In conclusion, we suggest the authors of the manuscript reconsider the claim that Sternberg's canal is significantly associated with lateral sphenoid CSF leaks. There is overwhelming evidence contradicting this premise, and we feel it should be eliminated from the literature.


This study did not receive any funding or financial support.


The authors have no personal, financial, or institutional interest in any of the drugs, materials, or devices described in this article. Dr Woodworth is a consultant for Cook Medical, Baxter, and Smith and Nephew. Dr Grayson serves on the advisory board for GlaxoSmithKline Plc.

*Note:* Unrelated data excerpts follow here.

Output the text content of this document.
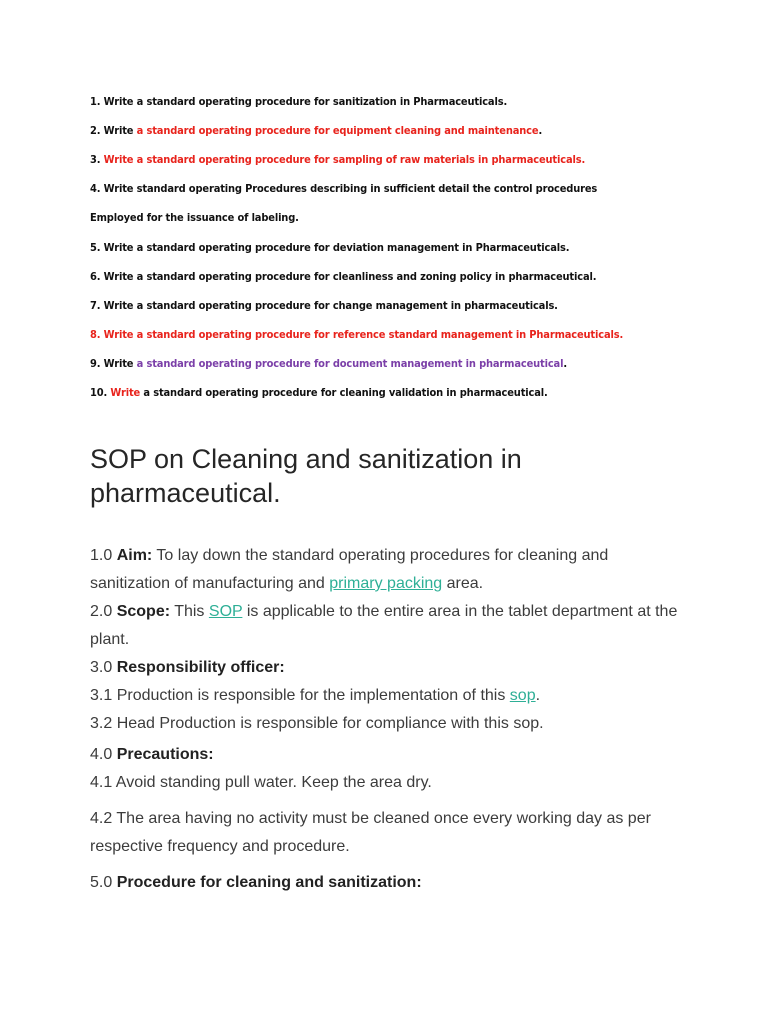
1. Write a standard operating procedure for sanitization in Pharmaceuticals.
2. Write a standard operating procedure for equipment cleaning and maintenance.
3. Write a standard operating procedure for sampling of raw materials in pharmaceuticals.
4. Write standard operating Procedures describing in sufficient detail the control procedures
Employed for the issuance of labeling.
5. Write a standard operating procedure for deviation management in Pharmaceuticals.
6. Write a standard operating procedure for cleanliness and zoning policy in pharmaceutical.
7. Write a standard operating procedure for change management in pharmaceuticals.
8. Write a standard operating procedure for reference standard management in Pharmaceuticals.
9. Write a standard operating procedure for document management in pharmaceutical.
10. Write a standard operating procedure for cleaning validation in pharmaceutical.
SOP on Cleaning and sanitization in pharmaceutical.

1.0 Aim: To lay down the standard operating procedures for cleaning and sanitization of manufacturing and primary packing area.

2.0 Scope: This SOP is applicable to the entire area in the tablet department at the plant.

3.0 Responsibility officer:

3.1 Production is responsible for the implementation of this sop.

3.2 Head Production is responsible for compliance with this sop.

4.0 Precautions:

4.1 Avoid standing pull water. Keep the area dry.

4.2 The area having no activity must be cleaned once every working day as per respective frequency and procedure.

5.0 Procedure for cleaning and sanitization:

1. Thakur JD, Manzi B, Savardekar AR, Singh MP, Menger R, Nanda A. Commentary: Maximilian Sternberg (1863-1934): the man behind Sternberg's canal and his contribution to the modern-day skull base anatomy and neuroscience—historical vignette. Neurosurgery. 2018;83(3):E120-E124.
2. Aaron G, Doyle J, Vaphiades MS, Riley KO, Woodworth BA. Increased intracranial pressure in spontaneous CSF leak patients is not associated with papilledema. Otolaryngol Head Neck Surg. 2014;151(6):1061-1066.
3. van Gilse PHG. Investigations on the development of the sphenoidal sinus. J Laryngol Otol. 1926;41(3):137-144.
4. Baranano CF, Cure J, Palmer JN, Woodworth BA. Sternberg's canal: fact or fiction?Am J Rhinol Allergy. 2009;23(2):167-171.
5. Illing E, Schlosser RJ, Palmer JN, Cure J, Fox N, Woodworth BA. Spontaneous sphenoid lateral recess cerebrospinal fluid leaks arise from intracranial hypertension, not Sternberg's canal. Int Forum Allergy Rhinol. 2014;4(3):246-250.
6. Teachey W, Grayson J, Cho DY, Riley KO, Woodworth BA. Intervention for elevated intracranial pressure improves success rate after repair of spontaneous cerebrospinal fluid leaks. Laryngoscope. 2017;127(9):2011-2016.
7. McCormick JP, Tilak A, Lampkin HB, et al. An expedited intracranial pressure monitoring protocol following spontaneous CSF leak repair. Laryngoscope. 2021;131(2):E408-E412.
8. Chaaban MR, Illing E, Riley KO, Woodworth BA. Spontaneous cerebrospinal fluid leak repair: a five-year prospective evaluation. Laryngoscope. 2014;124(1):70-75.
9. Chaaban MR, Illing E, Riley KO, Woodworth BA. Acetazolamide for high intracranial pressure cerebrospinal fluid leaks. Int Forum Allergy Rhinol. 2013;3(9):718-721.
10. Woodworth BA, Prince A, Chiu AG, et al. Spontaneous CSF leaks: a paradigm for definitive repair and management of intracranial hypertension. Otolaryngol Head Neck Surg. 2008;138(6):715-720.


We would like to acknowledge the editors of the Journal of Laryngology and Otology for their assistance in providing Figure for the manuscript from their original article “Investigations on the Development of the Sphenoidal Sinus.”

© Congress of Neurological Surgeons 2021.